Because the plasmids, and the resistance genes they carry, can spread independently of the bacteria, it is very difficult to track and monitor how they are moving. This can pose a problem in hospitals, where plasmids can spread rapidly from one cell to another resulting in an ‘outbreak’ of infections resistant to antibiotics. It also makes it much more challenging to understand how resistance spreads in environmental settings like farms or rivers, where the presence of antibiotics might pose a risk to human and animal health by selecting for more resistant strains.
This network brings together experts from different disciplines with research expertise that addresses different aspects of this complex problem; this includes bioinformaticians and software developers, clinical and environmental epidemiologists, and evolutionary biologists.
The aims of this network are twofold; first to establish a conceptual ‘roadmap’ that presents possible solutions, whilst accounting for the rapid evolution of plasmids. Second, to provide proof-of-principal of novel approaches through the development of prototype software tools.
- Development of a proof-of-concept prototype linking pathogen.watch with the bespoke plasmid.watch database. This will inform on a new roadmap for plasmid epidemiology, and will be accompanied by a perspective article.
- The network prepares a positional article outlining the requirements and utility of a plasmid typing system and how this might be used alongside standard strain typing. To include a consideration of how plasmid typing might impact on infection control strategies in health care settings.
- Benchmarking and harmonisation to compare different tools and how each performs using short read (vs hybrid) assemblies.
- The networks develop and validates novel typing approaches based on combining a plurality of ‘backbone’ and Mash distance methods, validated against complete plasmid assemblies. This is a pivotal step in enhancing AMR surveillance, and if validated successfully will be written up as short bioinformatics note.

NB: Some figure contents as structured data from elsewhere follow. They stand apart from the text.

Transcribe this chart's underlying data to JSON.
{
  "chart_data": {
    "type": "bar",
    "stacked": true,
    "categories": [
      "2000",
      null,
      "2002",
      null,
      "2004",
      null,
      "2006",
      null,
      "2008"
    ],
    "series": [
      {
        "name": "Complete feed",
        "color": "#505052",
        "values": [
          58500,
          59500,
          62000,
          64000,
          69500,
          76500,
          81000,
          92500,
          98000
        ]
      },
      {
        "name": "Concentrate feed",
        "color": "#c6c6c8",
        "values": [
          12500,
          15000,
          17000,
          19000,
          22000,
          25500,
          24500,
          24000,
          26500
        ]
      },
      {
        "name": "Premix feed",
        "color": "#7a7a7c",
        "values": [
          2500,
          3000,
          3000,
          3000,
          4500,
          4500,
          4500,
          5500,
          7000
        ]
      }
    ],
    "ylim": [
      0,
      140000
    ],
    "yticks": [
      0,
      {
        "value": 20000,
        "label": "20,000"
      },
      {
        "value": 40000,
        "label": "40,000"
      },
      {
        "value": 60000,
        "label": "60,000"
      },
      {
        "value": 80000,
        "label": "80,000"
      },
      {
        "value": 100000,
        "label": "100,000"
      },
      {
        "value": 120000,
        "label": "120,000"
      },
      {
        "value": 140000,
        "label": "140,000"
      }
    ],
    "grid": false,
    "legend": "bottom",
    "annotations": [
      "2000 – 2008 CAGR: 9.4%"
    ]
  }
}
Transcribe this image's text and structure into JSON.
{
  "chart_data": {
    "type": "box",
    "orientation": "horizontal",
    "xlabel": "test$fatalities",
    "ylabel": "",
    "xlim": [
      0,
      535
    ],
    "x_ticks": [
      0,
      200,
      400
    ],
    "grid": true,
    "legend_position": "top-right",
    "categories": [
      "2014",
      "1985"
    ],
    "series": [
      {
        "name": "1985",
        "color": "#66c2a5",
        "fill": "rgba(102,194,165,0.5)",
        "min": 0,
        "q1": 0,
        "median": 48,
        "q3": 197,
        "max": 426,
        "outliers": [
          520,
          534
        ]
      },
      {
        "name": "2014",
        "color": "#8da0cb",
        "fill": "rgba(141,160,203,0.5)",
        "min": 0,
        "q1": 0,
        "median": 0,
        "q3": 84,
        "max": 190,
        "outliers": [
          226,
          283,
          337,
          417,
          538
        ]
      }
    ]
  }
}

- Bioinformatic analysis on existing hybrid assemblies (from the JPI-AMR SpARK data and other partner projects) to determine plasmid transmission networks across different settings (informed by WS2). This will help to resolve the question as to extent to which AMR plasmids can transfer freely over complex One-Health landscapes.
- Analysis of One-Health metagenomics data using tools developed by partners to ascertain the feasibility of applying typing tools to these data and thus aligning with evidence from single-colony WGS analysis.
- Edward Feil, University of Bath, United Kingdom (Coordinator)
This network includes 24 partners from 11 countries: Belgium, Brazil, France, Germany, Nigeria, Norway, Pakistan, Portugal, Spain, the Netherlands and the United Kingdom.